O policial militar Henrique Velozo começa a ser julgado nesta terça-feira (5) pelo assassinato do lutador Leandro Lo, campeão mundial de jiu-jítsu, morto a tiros durante uma briga em uma casa noturna na Zona Sul de São Paulo em agosto de 2022.
O julgamento será realizado no plenário 7 do Fórum Criminal da Barra Funda, na Zona Oeste da capital, a partir das 10h, com previsão de encerramento até quarta-feira (7), segundo o Tribunal de Justiça de São Paulo.
Velozo responde por homicídio doloso triplamente qualificado — por motivo torpe, por colocar outras pessoas em risco (perigo comum) e por dificultar a defesa da vítima.
Se condenado com base nessas três qualificadoras, ele poderá cumprir pena de pelo menos 20 anos de prisão, segundo o Ministério Público.
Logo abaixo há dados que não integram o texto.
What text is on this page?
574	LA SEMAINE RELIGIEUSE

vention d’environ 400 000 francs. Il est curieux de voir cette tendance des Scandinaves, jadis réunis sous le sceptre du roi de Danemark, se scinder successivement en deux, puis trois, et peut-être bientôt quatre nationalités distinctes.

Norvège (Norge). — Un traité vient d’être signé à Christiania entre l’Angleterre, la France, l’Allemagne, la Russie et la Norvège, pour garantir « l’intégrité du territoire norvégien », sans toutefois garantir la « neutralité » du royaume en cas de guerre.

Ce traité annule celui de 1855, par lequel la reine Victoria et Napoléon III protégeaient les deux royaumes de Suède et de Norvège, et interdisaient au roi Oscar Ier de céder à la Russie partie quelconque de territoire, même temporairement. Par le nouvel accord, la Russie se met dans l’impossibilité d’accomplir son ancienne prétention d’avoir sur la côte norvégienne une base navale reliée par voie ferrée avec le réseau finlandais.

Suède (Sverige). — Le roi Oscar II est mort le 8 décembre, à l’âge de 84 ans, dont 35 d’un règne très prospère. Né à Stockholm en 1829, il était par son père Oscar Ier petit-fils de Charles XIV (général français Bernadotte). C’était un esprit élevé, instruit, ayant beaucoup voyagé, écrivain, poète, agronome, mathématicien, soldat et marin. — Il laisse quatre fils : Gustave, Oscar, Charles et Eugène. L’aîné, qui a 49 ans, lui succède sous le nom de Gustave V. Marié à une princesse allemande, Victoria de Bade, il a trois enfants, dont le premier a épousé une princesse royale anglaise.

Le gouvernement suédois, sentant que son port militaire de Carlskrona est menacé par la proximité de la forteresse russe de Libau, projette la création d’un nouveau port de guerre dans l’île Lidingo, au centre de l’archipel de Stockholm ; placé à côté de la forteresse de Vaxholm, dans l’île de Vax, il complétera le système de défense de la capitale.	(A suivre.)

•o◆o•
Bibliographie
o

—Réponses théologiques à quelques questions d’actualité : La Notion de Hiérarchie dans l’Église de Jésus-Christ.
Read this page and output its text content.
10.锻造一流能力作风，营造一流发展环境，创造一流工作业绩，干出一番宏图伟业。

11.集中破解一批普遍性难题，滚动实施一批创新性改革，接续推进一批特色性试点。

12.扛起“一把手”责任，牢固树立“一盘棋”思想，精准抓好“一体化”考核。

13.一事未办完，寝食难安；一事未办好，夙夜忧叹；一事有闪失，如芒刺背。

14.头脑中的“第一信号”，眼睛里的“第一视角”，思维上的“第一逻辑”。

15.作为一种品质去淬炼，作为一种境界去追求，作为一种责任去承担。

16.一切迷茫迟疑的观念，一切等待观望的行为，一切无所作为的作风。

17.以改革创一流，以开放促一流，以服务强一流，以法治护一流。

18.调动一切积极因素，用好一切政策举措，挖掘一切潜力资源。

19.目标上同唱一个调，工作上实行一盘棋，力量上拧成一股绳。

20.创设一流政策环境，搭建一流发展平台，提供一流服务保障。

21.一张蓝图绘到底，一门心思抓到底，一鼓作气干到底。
O promotor João Carlos Calsavara representará a acusação no julgamento.
Preso preventivamente desde o crime, o policial será interrogado durante o júri. Onze testemunhas também devem ser ouvidas, entre convocadas pela acusação e pela defesa. A sentença será dada pelo juiz Roberto Zanichelli Cintra, da 1ª Vara do Júri.
Como parte das estratégias do julgamento, tanto a acusação quanto a defesa pretendem apresentar vídeos animados para reconstruir o momento do crime — um feito com uso de inteligência artificial, o outro com animação convencional.
O crime aconteceu em uma boate na região do Ibirapuera, após uma discussão entre o lutador e o policial, que estava fora de serviço e sem farda.
Segundo a versão da defesa, Velozo teria disparado em legítima defesa após um confronto físico. No entanto, o tiro atingiu a cabeça de Leandro Lo, que foi socorrido e levado ao hospital, mas não resistiu aos ferimentos. Ele tinha 33 anos. Após o crime, o PM fugiu do local, sendo preso posteriormente.
Leandro Lo era um dos nomes mais consagrados do jiu-jítsu mundial, com oito títulos de campeão mundial na carreira.